For now, Presley is putting all of her attention on building the audience for Storm & Grace. “When I went out and started this last tour, I realized, ‘This is not a Top 40 pop record, and it’s gonna take a lot of work and a lot of me just being out there and doing it every night, and proving myself every night to the next audience,'” she says. “I’m comfortable with that; I prefer that.”
To that end, she is excited about starting another round of touring in the States in November. For that round, she hopes to be out with one of her peers. “I’d love to co-headline,” she says. “My pedal steel player, Doug Pettibone, plays with Lucinda Williams and I thought that would be really cool.” Also on her list are Tracy Chapman and Shelby Lynne. “I’ve never met Tracy, but she’s always been a huge influence on me; I don’t even know if she knows that,” Presley adds. “From her first album until everything, she’s been such an influence on me as a singer-songwriter. And Shelby and I are friends.
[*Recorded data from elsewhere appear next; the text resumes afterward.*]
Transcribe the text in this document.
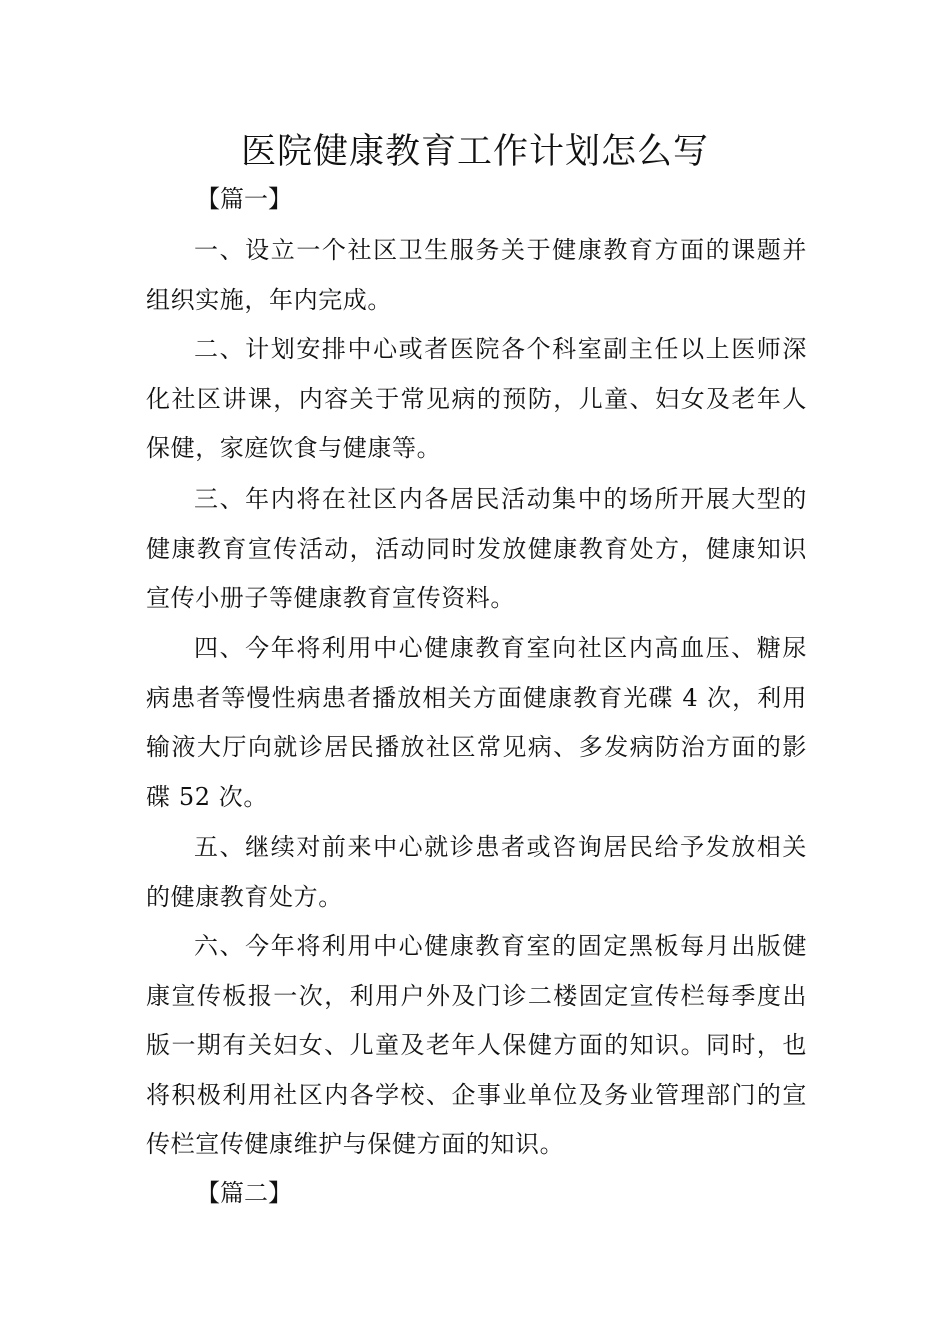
医院健康教育工作计划怎么写
【篇一】

一、设立一个社区卫生服务关于健康教育方面的课题并组织实施，年内完成。

二、计划安排中心或者医院各个科室副主任以上医师深化社区讲课，内容关于常见病的预防，儿童、妇女及老年人保健，家庭饮食与健康等。

三、年内将在社区内各居民活动集中的场所开展大型的健康教育宣传活动，活动同时发放健康教育处方，健康知识宣传小册子等健康教育宣传资料。

四、今年将利用中心健康教育室向社区内高血压、糖尿病患者等慢性病患者播放相关方面健康教育光碟 4 次，利用输液大厅向就诊居民播放社区常见病、多发病防治方面的影碟 52 次。

五、继续对前来中心就诊患者或咨询居民给予发放相关的健康教育处方。

六、今年将利用中心健康教育室的固定黑板每月出版健康宣传板报一次，利用户外及门诊二楼固定宣传栏每季度出版一期有关妇女、儿童及老年人保健方面的知识。同时，也将积极利用社区内各学校、企事业单位及务业管理部门的宣传栏宣传健康维护与保健方面的知识。

【篇二】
That would be fun.”
The most important part, she believes, is enjoying a newfound rapport with her crowds. “It’s just a much more intimate relationship with the audience now. You can really feel people really feeling and listening to me now, finally,” she says. “By the end of the show, I can see there’s a definite relationship at that point and I’ve usually done what I’ve set out to do. That feels really good afterwards.”